The Federal Communications Commission’s Wireline Competition Bureau has rejected calls to extend the time to comment on the Public Notice to “refresh the record” in the Restoring Internet Freedom proceeding, which concerns the repeal of net neutrality rules implemented in 2015.
In February, the Bureau released a public notice to “refresh the record” for Restoring Internet Freedom and Lifeline proceedings after the court’s decision in Mozilla Corp. v. FCC, with a deadline for comments of March 30 and for reply comments of April 29. The court largely upheld the FCC’s decision to repeal its net neutrality rules. However, there was uncertainty around certain areas, including, how this would affect public safety. The FCC asked for public comment about how prioritizing internet speeds could help some organizations.
The Public Notice aimed to “refresh the record on how the changes adopted in Restoring Internet Freedom Order might affect public safety.” The Bureau extended comments for 21 days, so the new deadline for comments was April 20 and reply comments was May 20. On April 16, “the City of Los Angeles, the County of Santa Clara, the Santa Clara County Central Fire Protection District, and the City of New York (Requestors)” requested another 60-day extension for the comment deadlines.
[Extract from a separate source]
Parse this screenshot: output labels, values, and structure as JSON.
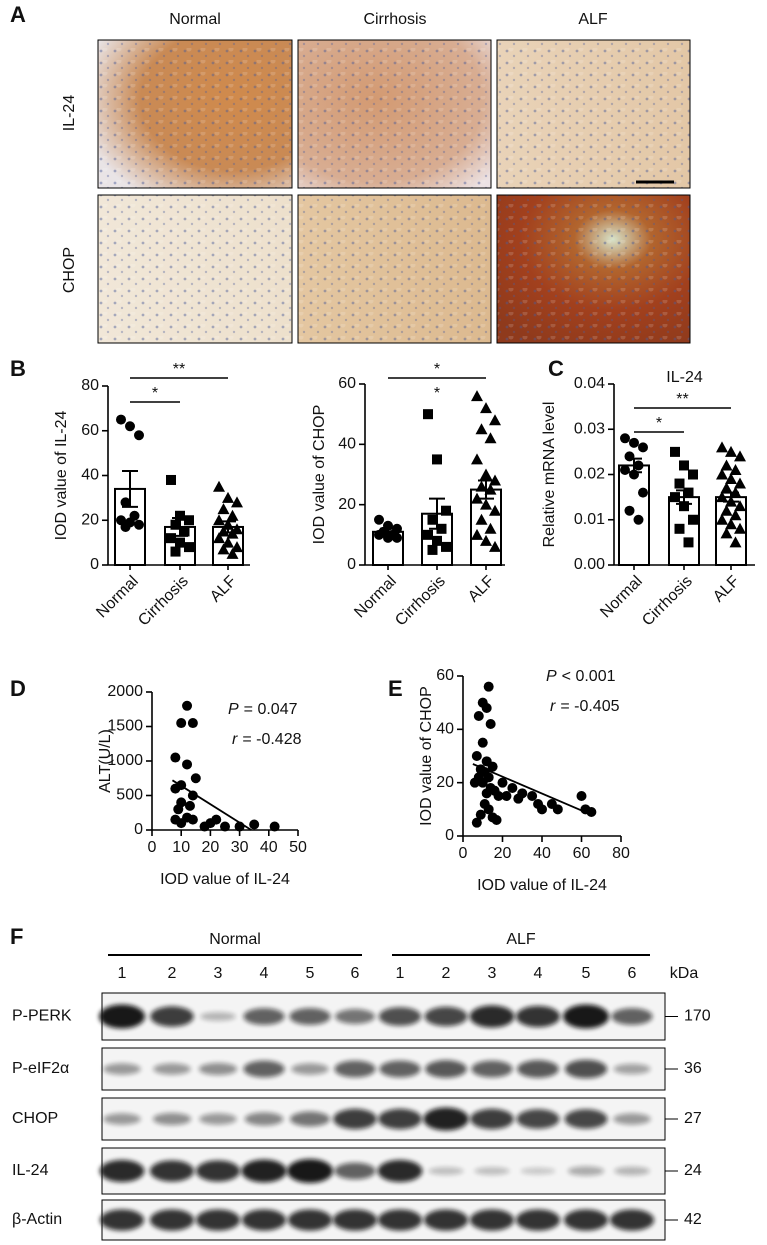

The Requestors stated the “circumstances have not yet improved since the Commission granted the original extension request, and that local government personnel continue to be fully occupied with responding to the current emergency,” in reference to the COVID-19 pandemic.
Santa Clara County was part of the lawsuit against the FCC because of this net neutrality issue. When the wildfires decimated parts of California in 2018, firefighters in the county had their devices slowed down because Verizon throttled their devices during the fight with the wildfires.
“The FCC lost on this issue precisely because it did not fully consider the repeal’s threats to public safety, and now it is attempting to cook the books by manipulating the timing of public comments in the middle of a pandemic that local public servants—our front-line defenders—are heroically battling,” Santa Clara County Counsel James R. Williams said.
FCC rules require that requests for extension of time are filed at least seven days before the deadline, but this request was filed four days before the deadline. The Bureau states that the Requestors “have not established that the pandemic affected their ability to file a timely motion for extension of time.” The Bureau also states that Requestors were most likely aware of their need for an extension more than seven days before the deadline. Further, the Bureau states “[i]t would be unfair at this late date to extend the comment deadline when other commenters (including, presumably, other states and localities) have been preparing to submit timely filings.” Therefore, the Bureau and Commission state that an extension is not warranted or needed, pointing to its previous 21-day extension and others have not indicated more time was needed. Other parties have been able to file a comment in a timely manner.
The Bureau points out that “the issues in this proceeding have public safety implications, and we do not believe that delaying resolution of these critical issues is in the public interest.” As a result, the Commission states that an extension would not be in the public’s interest and consequently, the request for further extension is denied.
However, some are not thrilled with the FCC’s decision. “The FCC’s decision is shameful, offensive, and dangerous. The FCC must rethink this decision immediately,” Rep. Anna Eshoo (D-Calif.) said.